Spark Paper Review

September 12, 2015

##Summary: This paper presented an In-memory cluster competing system called Spark, which is claimed faster than the current distributed computing system like Hadoop by an order of magnitude. Spark is fast because it stores intermedia results in memory rather in stable storage.


  • General purpose RDD

It proposes a new abstraction called resilient distributed datasets(RDDs) which can be either stored in memory or partitioned across machines. RDD has an important property called lineage which means it has enough information about about how it was derived from other datasets to compute the partitions in stable storage.

  • Fault tolerance

Based on the assumptions that recompute an intermedia partial results is faster then backup the whole result in stable data. Spark traces the data transformation logs so that it can recover results when data is lost.

  • Goode performance

In the evaluation part, it compares Spark’s performance to Hadoop and HadoopBinMem in terms of real applications. The results show Spark can accelerate data mining tasks successfully.

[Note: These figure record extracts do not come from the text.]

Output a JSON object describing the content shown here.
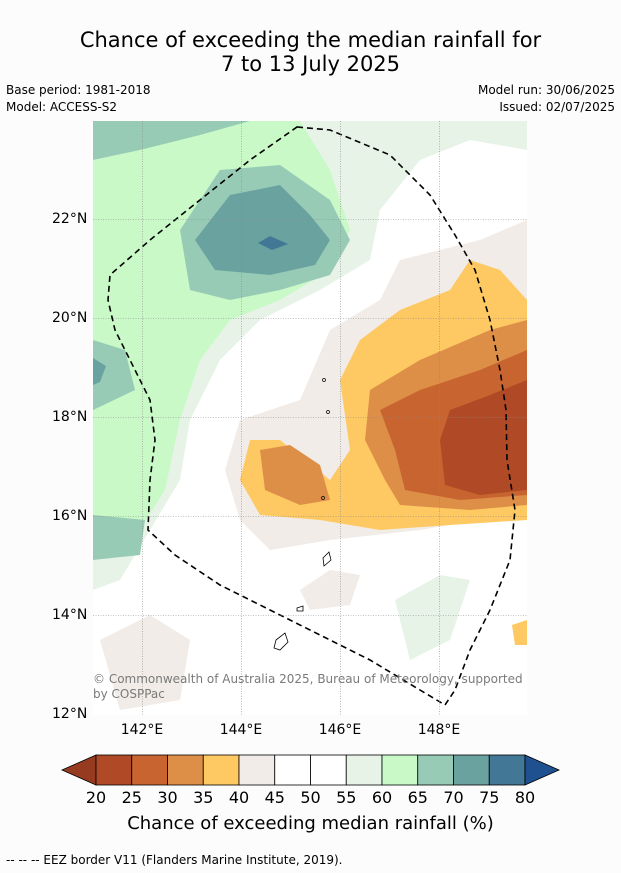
{
  "title_line1": "Chance of exceeding the median rainfall for",
  "title_line2": "7 to 13 July 2025",
  "base_period": "Base period: 1981-2018",
  "model": "Model: ACCESS-S2",
  "model_run": "Model run: 30/06/2025",
  "issued": "Issued: 02/07/2025",
  "copyright": "© Commonwealth of Australia 2025, Bureau of Meteorology, supported by COSPPac",
  "lat_labels": [
    "22°N",
    "20°N",
    "18°N",
    "16°N",
    "14°N",
    "12°N"
  ],
  "lon_labels": [
    "142°E",
    "144°E",
    "146°E",
    "148°E"
  ],
  "colorbar": {
    "ticks": [
      "20",
      "25",
      "30",
      "35",
      "40",
      "45",
      "50",
      "55",
      "60",
      "65",
      "70",
      "75",
      "80"
    ],
    "colors": [
      "#b04a26",
      "#c8642f",
      "#de8f47",
      "#fec962",
      "#f1ece7",
      "#ffffff",
      "#ffffff",
      "#e8f3e8",
      "#c9f9c7",
      "#98cbb5",
      "#6aa2a0",
      "#427896"
    ],
    "under_color": "#963a20",
    "over_color": "#1f5190",
    "label": "Chance of exceeding median rainfall (%)"
  },
  "footnote": "--  --  -- EEZ border V11 (Flanders Marine Institute, 2019)."
}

##Weak: The data’s transformation actions are limited. Since Spark is aimed to data intensive work like text processing text, so it may doesn’t perform well for other tasks. For example, compute sift features for a large set of images will takes several days, and we definitely need to store the intermedia results during the computation since it is too expensive to recompute it. In this case, Spark cannot accelerate this task.

##Conclusion: The paper implemented an in-memory computing framework Spark which proves much faster than current computing frameworks for data intensive jobs. The traditional computing frameworks store intermedia results on stable store. Spark, however stores transformation logs so that reduce lots of IO cost. In addition, the RDD can freely move between stable store and memory. I think this system will be very useful in modern applications.